The judge hearing the service delivery strategy dispute with the County and the 15 municipalities has ruled that sanctions will not be applied during the settlement dispute. This is a good thing for the residents of Cities and Gwinnett County. The sanctions provision in the Service Delivery law are designed to force parties to the table and get to a service delivery agreement sooner than later. So I guess the question that citizens ought to be asking is, "Why would the County want to enter into an agreement when there is no penalty for not doing so?"
In the meantime, Gwinnett County will continue to extract from every county resident living in Dacula $18.51 per year for services not delivered to those residents. In Lawrenceville, the County receives $84.57 per person for undelivered services. And so it goes for every City resident throughout Gwinnett County. The amounts are different, but the principle is the same. Gwinnett County collects tax money for services it does not provide. Extra money in the County's pocket, unconstitutional taking from your pocket.

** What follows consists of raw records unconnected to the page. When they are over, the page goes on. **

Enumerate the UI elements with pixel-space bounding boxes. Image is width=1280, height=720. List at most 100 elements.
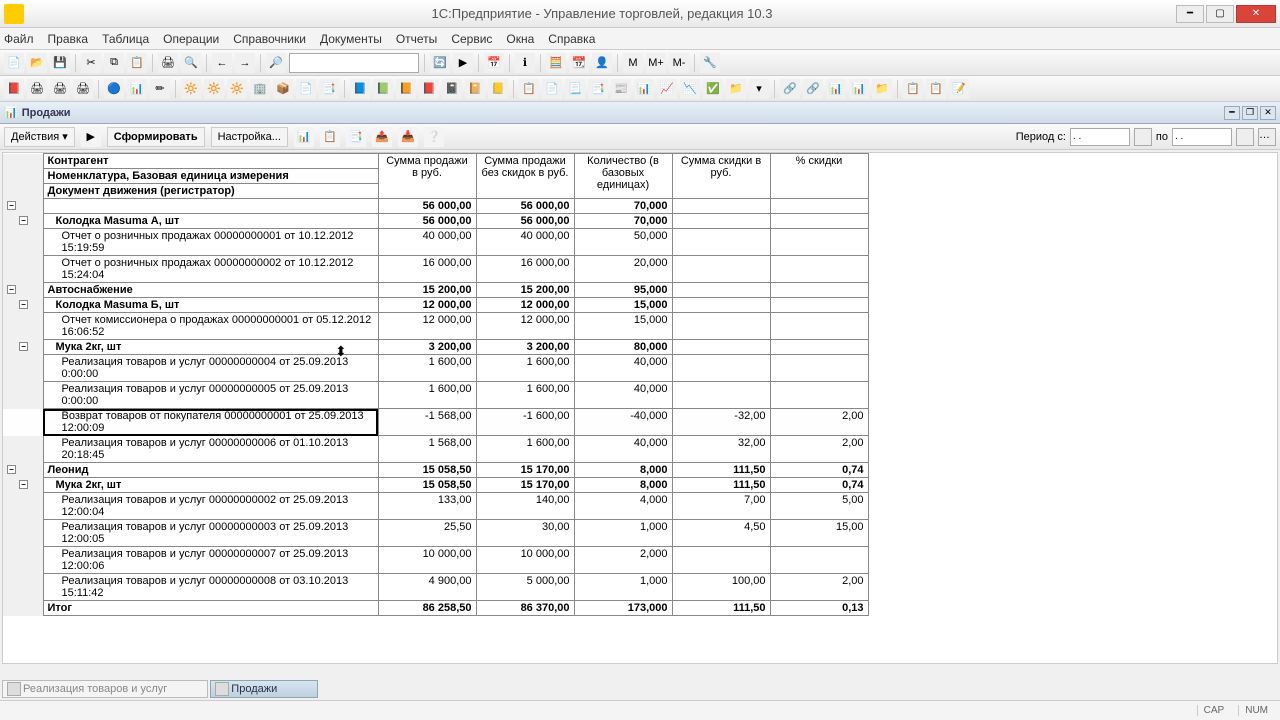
menu-service[interactable]: Сервис bbox=[451, 32, 492, 46]
tb2-icon[interactable]: 📰 bbox=[611, 79, 631, 99]
report-area[interactable]: Контрагент Сумма продажи в руб. Сумма пр… bbox=[2, 152, 1278, 664]
cell[interactable]: 1 568,00 bbox=[378, 436, 476, 463]
table-row[interactable]: −Леонид15 058,5015 170,008,000111,500,74 bbox=[3, 463, 868, 478]
search-icon[interactable]: 🔎 bbox=[266, 53, 286, 73]
row-label[interactable]: Автоснабжение bbox=[43, 283, 378, 298]
menu-catalogs[interactable]: Справочники bbox=[233, 32, 306, 46]
tb2-icon[interactable]: 📑 bbox=[319, 79, 339, 99]
cell[interactable]: 111,50 bbox=[672, 463, 770, 478]
cell[interactable]: 30,00 bbox=[476, 520, 574, 547]
table-row[interactable]: −Колодка Masuma А, шт56 000,0056 000,007… bbox=[3, 214, 868, 229]
tb2-icon[interactable]: 📋 bbox=[519, 79, 539, 99]
header-nomenclature[interactable]: Номенклатура, Базовая единица измерения bbox=[43, 169, 378, 184]
cell[interactable]: 25,50 bbox=[378, 520, 476, 547]
cell[interactable] bbox=[672, 547, 770, 574]
cell[interactable]: 56 000,00 bbox=[476, 214, 574, 229]
ab-icon[interactable]: 📥 bbox=[398, 127, 418, 147]
tb2-icon[interactable]: ✏ bbox=[150, 79, 170, 99]
row-label[interactable]: Отчет о розничных продажах 00000000002 о… bbox=[43, 256, 378, 283]
close-button[interactable]: ✕ bbox=[1236, 5, 1276, 23]
table-row[interactable]: Итог86 258,5086 370,00173,000111,500,13 bbox=[3, 601, 868, 616]
date-from-input[interactable] bbox=[1070, 128, 1130, 146]
paste-icon[interactable]: 📋 bbox=[127, 53, 147, 73]
cell[interactable]: 3 200,00 bbox=[476, 340, 574, 355]
tb2-icon[interactable]: 📊 bbox=[849, 79, 869, 99]
tb2-icon[interactable]: 📝 bbox=[949, 79, 969, 99]
expand-icon[interactable]: − bbox=[19, 300, 28, 309]
tb2-icon[interactable]: 📓 bbox=[442, 79, 462, 99]
cell[interactable]: 12 000,00 bbox=[378, 298, 476, 313]
tb2-icon[interactable]: 🖨 bbox=[50, 79, 70, 99]
row-label[interactable]: Возврат товаров от покупателя 0000000000… bbox=[43, 409, 378, 436]
cell[interactable]: 40,000 bbox=[574, 355, 672, 382]
table-row[interactable]: Отчет комиссионера о продажах 0000000000… bbox=[3, 313, 868, 340]
minimize-button[interactable]: ━ bbox=[1176, 5, 1204, 23]
cell[interactable]: 95,000 bbox=[574, 283, 672, 298]
expand-icon[interactable]: − bbox=[19, 216, 28, 225]
settings-button[interactable]: Настройка... bbox=[211, 127, 288, 147]
cell[interactable]: 15 170,00 bbox=[476, 478, 574, 493]
cell[interactable] bbox=[672, 229, 770, 256]
row-label[interactable]: Колодка Masuma Б, шт bbox=[43, 298, 378, 313]
menu-reports[interactable]: Отчеты bbox=[396, 32, 437, 46]
tb2-icon[interactable]: 🔆 bbox=[204, 79, 224, 99]
tb2-icon[interactable]: 📔 bbox=[465, 79, 485, 99]
tb2-icon[interactable]: 🔆 bbox=[227, 79, 247, 99]
preview-icon[interactable]: 🔍 bbox=[181, 53, 201, 73]
cell[interactable]: 86 370,00 bbox=[476, 601, 574, 616]
bottom-tab-sales[interactable]: Продажи bbox=[210, 680, 318, 698]
cell[interactable]: 15 170,00 bbox=[476, 463, 574, 478]
tb2-icon[interactable]: 🔗 bbox=[780, 79, 800, 99]
tb2-icon[interactable]: 📘 bbox=[350, 79, 370, 99]
table-row[interactable]: Реализация товаров и услуг 00000000002 о… bbox=[3, 493, 868, 520]
copy-icon[interactable]: ⧉ bbox=[104, 53, 124, 73]
forward-icon[interactable]: → bbox=[235, 53, 255, 73]
row-label[interactable]: Реализация товаров и услуг 00000000006 о… bbox=[43, 436, 378, 463]
cell[interactable]: 1 600,00 bbox=[476, 355, 574, 382]
cell[interactable]: 2,00 bbox=[770, 436, 868, 463]
cell[interactable] bbox=[672, 256, 770, 283]
cell[interactable] bbox=[770, 382, 868, 409]
cell[interactable]: 8,000 bbox=[574, 478, 672, 493]
cell[interactable]: 2,000 bbox=[574, 547, 672, 574]
cell[interactable]: 86 258,50 bbox=[378, 601, 476, 616]
ab-icon[interactable]: 📋 bbox=[320, 127, 340, 147]
cell[interactable]: 0,74 bbox=[770, 478, 868, 493]
cell[interactable]: 12 000,00 bbox=[378, 313, 476, 340]
help-icon[interactable]: ❔ bbox=[424, 127, 444, 147]
menu-edit[interactable]: Правка bbox=[48, 32, 89, 46]
cell[interactable]: 4,000 bbox=[574, 493, 672, 520]
row-label[interactable]: Мука 2кг, шт bbox=[43, 340, 378, 355]
bottom-tab-realization[interactable]: Реализация товаров и услуг bbox=[2, 680, 208, 698]
calendar-icon[interactable]: 📅 bbox=[484, 53, 504, 73]
row-label[interactable]: Реализация товаров и услуг 00000000003 о… bbox=[43, 520, 378, 547]
table-row[interactable]: Реализация товаров и услуг 00000000003 о… bbox=[3, 520, 868, 547]
row-label[interactable]: Леонид bbox=[43, 463, 378, 478]
tb2-icon[interactable]: 📄 bbox=[542, 79, 562, 99]
table-row[interactable]: −Мука 2кг, шт15 058,5015 170,008,000111,… bbox=[3, 478, 868, 493]
tb2-icon[interactable]: 📊 bbox=[127, 79, 147, 99]
print-icon[interactable]: 🖨 bbox=[158, 53, 178, 73]
cell[interactable]: 15 200,00 bbox=[476, 283, 574, 298]
table-row[interactable]: Возврат товаров от покупателя 0000000000… bbox=[3, 409, 868, 436]
header-sum-sales[interactable]: Сумма продажи в руб. bbox=[378, 154, 476, 199]
cell[interactable]: 16 000,00 bbox=[476, 256, 574, 283]
cell[interactable]: 70,000 bbox=[574, 199, 672, 214]
table-row[interactable]: −Колодка Masuma Б, шт12 000,0012 000,001… bbox=[3, 298, 868, 313]
ab-icon[interactable]: 📤 bbox=[372, 127, 392, 147]
info-icon[interactable]: ℹ bbox=[515, 53, 535, 73]
tb2-icon[interactable]: 📙 bbox=[396, 79, 416, 99]
tb2-icon[interactable]: 📋 bbox=[926, 79, 946, 99]
header-discount-sum[interactable]: Сумма скидки в руб. bbox=[672, 154, 770, 199]
table-row[interactable]: Реализация товаров и услуг 00000000005 о… bbox=[3, 382, 868, 409]
row-label[interactable]: Отчет о розничных продажах 00000000001 о… bbox=[43, 229, 378, 256]
cell[interactable]: 40 000,00 bbox=[378, 229, 476, 256]
search-input[interactable] bbox=[289, 53, 419, 73]
date-to-input[interactable] bbox=[1172, 128, 1232, 146]
cell[interactable]: 1 600,00 bbox=[476, 382, 574, 409]
new-icon[interactable]: 📄 bbox=[4, 53, 24, 73]
table-row[interactable]: Реализация товаров и услуг 00000000006 о… bbox=[3, 436, 868, 463]
refresh-icon[interactable]: 🔄 bbox=[430, 53, 450, 73]
menu-operations[interactable]: Операции bbox=[163, 32, 219, 46]
open-icon[interactable]: 📂 bbox=[27, 53, 47, 73]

Over a yearly period, this means that Dacula residents pay Gwinnett County an extra $85,000 per year, and Lawrenceville residents pay an extra $2,250,000 per year for nothing except saying we live in Gwinnett County. The Service Delivery law was designed to keep these duplicative costs from occurring by requiring a Service Delivery agreement between Cities and County governments.
It should be made clear that the Cities of Gwinnett County will not benefit by an agreement that outlaws such double dipping by Gwinnett County. Rather any savings will go directly into the taxpayers' pockets.
I leave it to you, the taxpaying citizens of the municipalities of Gwinnett County, to determine what is fair, moral, legal and constitutional.